Integrating security into the development process [Q&A]

DevSecOps

Historically, security has been treated as something as an afterthought in the IT industry. In more recent years though there has been pressure to introduce 'security by design' to ensure that products are developed with best practices in mind.

We spoke to David Melamed CTO of Jit to find out about integrating security and how security tools can be used by developers not just security professionals.

BN: How did you get involved in the development security space?

DM: As a software engineer (going way back), I understood that security is a critical piece to delivering high quality software. Over the years, I invested more time and effort to study the domain, and had the specific opportunity to get hands-on in cloud security at CloudLock (later acquired by Cisco). In the CTO office I performed deep research on real-world cloud security threats, and was even one of the researchers who contributed to the Top 10 Serverless Security Threats (before Serverless took off as it has now). Today, at Jit, I have brought that domain expertise from many years as a hands-on developer, architect and security researcher to cover the entire scope of end-to-end security through an open and accessible framework to all.

BN: What are the main challenges with implementing security tools?

DM: In a nutshell -- there are a lot.

The sheer diversity and amount of security tools make this a really difficult landscape to navigate. Not only are there different categories from detection to prevention, code scanning, runtime vulnerability detection, but they can also come in many forms too, from executables and scripts, to API-based tools, SaaS, and open source packages. The biggest and most commonly noted challenge though, is that each of these tools is a world of domain expertise unto itself, and comes with its own 'language', method of implementation, interface and output. All of this together creates a steep learning curve to achieving end-to-end security coverage for the many layers of today's cloud native stacks -- as well as a lengthy 'time to full security coverage'.

Though the most critical piece of security in such a landscape is having a predefined plan, essentially a north star for your product security. This is because even if you do integrate all of the right tooling, but your security goal is not well-defined, you will never know if you are correctly managing your security posture and whether there are any significant gaps in your product security.

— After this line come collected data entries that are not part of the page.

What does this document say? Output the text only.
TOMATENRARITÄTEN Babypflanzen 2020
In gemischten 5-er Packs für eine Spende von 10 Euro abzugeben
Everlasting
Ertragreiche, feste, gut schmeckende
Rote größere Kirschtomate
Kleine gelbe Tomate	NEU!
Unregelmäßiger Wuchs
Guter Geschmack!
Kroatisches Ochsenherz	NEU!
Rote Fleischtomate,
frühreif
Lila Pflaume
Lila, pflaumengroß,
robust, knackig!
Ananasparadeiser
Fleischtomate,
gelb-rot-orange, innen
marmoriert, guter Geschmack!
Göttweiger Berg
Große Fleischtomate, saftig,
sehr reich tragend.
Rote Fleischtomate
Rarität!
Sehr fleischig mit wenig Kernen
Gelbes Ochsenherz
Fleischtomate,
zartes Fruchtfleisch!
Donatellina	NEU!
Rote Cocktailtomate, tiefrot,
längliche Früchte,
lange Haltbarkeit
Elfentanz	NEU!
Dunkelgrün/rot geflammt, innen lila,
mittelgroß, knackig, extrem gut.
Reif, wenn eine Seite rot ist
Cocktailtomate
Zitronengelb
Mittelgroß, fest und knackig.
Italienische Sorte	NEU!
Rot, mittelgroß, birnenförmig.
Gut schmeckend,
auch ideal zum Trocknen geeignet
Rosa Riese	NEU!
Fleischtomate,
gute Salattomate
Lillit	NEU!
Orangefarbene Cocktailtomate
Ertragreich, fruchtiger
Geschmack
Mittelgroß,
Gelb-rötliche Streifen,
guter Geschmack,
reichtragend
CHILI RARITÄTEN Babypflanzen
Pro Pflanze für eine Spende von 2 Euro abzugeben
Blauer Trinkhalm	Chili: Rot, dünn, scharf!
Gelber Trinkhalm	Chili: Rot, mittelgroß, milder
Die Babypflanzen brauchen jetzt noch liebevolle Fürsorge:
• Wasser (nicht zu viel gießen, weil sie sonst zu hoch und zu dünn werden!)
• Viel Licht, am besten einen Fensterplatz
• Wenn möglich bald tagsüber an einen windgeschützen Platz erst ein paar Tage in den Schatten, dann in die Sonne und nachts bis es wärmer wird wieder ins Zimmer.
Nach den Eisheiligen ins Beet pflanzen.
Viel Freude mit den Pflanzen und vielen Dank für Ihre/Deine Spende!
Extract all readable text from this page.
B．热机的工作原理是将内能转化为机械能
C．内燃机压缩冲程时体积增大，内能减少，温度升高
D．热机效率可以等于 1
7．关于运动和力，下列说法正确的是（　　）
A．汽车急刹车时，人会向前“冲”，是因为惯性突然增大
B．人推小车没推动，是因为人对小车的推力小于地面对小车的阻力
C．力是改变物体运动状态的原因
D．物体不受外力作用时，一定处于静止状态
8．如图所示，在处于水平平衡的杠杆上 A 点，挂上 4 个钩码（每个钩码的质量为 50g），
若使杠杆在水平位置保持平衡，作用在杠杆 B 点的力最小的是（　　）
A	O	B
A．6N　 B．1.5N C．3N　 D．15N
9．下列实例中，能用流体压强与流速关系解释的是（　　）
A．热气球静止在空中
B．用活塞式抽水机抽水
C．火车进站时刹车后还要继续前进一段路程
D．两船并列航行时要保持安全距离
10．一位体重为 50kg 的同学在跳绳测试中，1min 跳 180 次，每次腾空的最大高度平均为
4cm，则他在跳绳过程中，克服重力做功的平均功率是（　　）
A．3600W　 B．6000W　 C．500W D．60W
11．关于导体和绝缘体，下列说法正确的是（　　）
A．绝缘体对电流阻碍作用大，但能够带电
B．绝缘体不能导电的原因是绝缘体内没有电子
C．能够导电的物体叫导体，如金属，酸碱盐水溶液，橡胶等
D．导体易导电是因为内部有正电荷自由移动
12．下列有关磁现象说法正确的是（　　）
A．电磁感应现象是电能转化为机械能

BN: How should teams integrate security into the development process?

DM: Embedding security into development should start as early as the first line of code, and as a practice and culture, even before that in the design and threat modeling phases. There are so many layers our products are composed of today -- from the code, to the integrations and third-parties (often called the supply chain), infrastructure -- with a diversity of runtimes, and much more. All this together has created many entry points for would-be attackers, and none of these can be overlooked.

That said, we do believe that teams can start small and iterate with a minimum viable security approach -- similar to an MVP, you don't need to build a fortress from day one, just a baseline plan that will provide you with the minimum set of controls to cover the major exploits across all of these categories. There are plenty of really great open source tools to get you started, we have a pretty good roundup on our blog of the Top 5 Open Source Security Tools all devs should know about (and a great talk!)

BN: Can you explain the role of open-source projects in the cybersecurity space?

DM: Open source security has evolved incredibly over the years, and today there are a substantial amount of pretty awesome open source security tools -- that have been a game changer for the industry. From OWASP ZAP (the most widely adopted web application scanner -- maintained by our own distinguished engineer, Simon Bennetts), to Gitleaks that Jit has chosen to support and sponsor, among many others from KICS, to Prowler, Semgrep and more.

These projects have lowered the barrier to entry for security, where to date much of the security landscape has been closed and premium suites of software that aren’t always accessible to smaller and growing companies. Many OSS security tools are best of breed today and provide very good coverage for common needs, and have served to provide much-needed innovation, as well as understanding what security experience (similar to developer or user experience) should look like to truly enable widespread adoption.

BN: What is your opinion on the future of security for companies with fast-paced development teams?

DM: Companies that won't know how to embed security into native developer workflows in high-velocity engineering organizations will be left behind. There's no time for friction or learning curves, security tools need to be optimized for developers. They need to provide clear output, and not just be informational, with a focus on being actionable with built-in remediation. We believe the security tools that will be game changers are those that come with a fix-first mindset not just be issue-driven (developers are sick of long lists of vulnerabilities with know understanding how to fix them).

What's more, the other half of it, is that eventually with the growing and constantly evolving threat landscape, we'll see that the security (dev) tools that get this right, will eventually be the enabler (yes you heard correctly -- the enabler) of high-velocity engineering with safety. The stakes are too high today, and companies are one pull request and breach away from major disaster. Engineering organizations that will be able to deliver fast, while maintaining continuous security will be the ones who take the lead.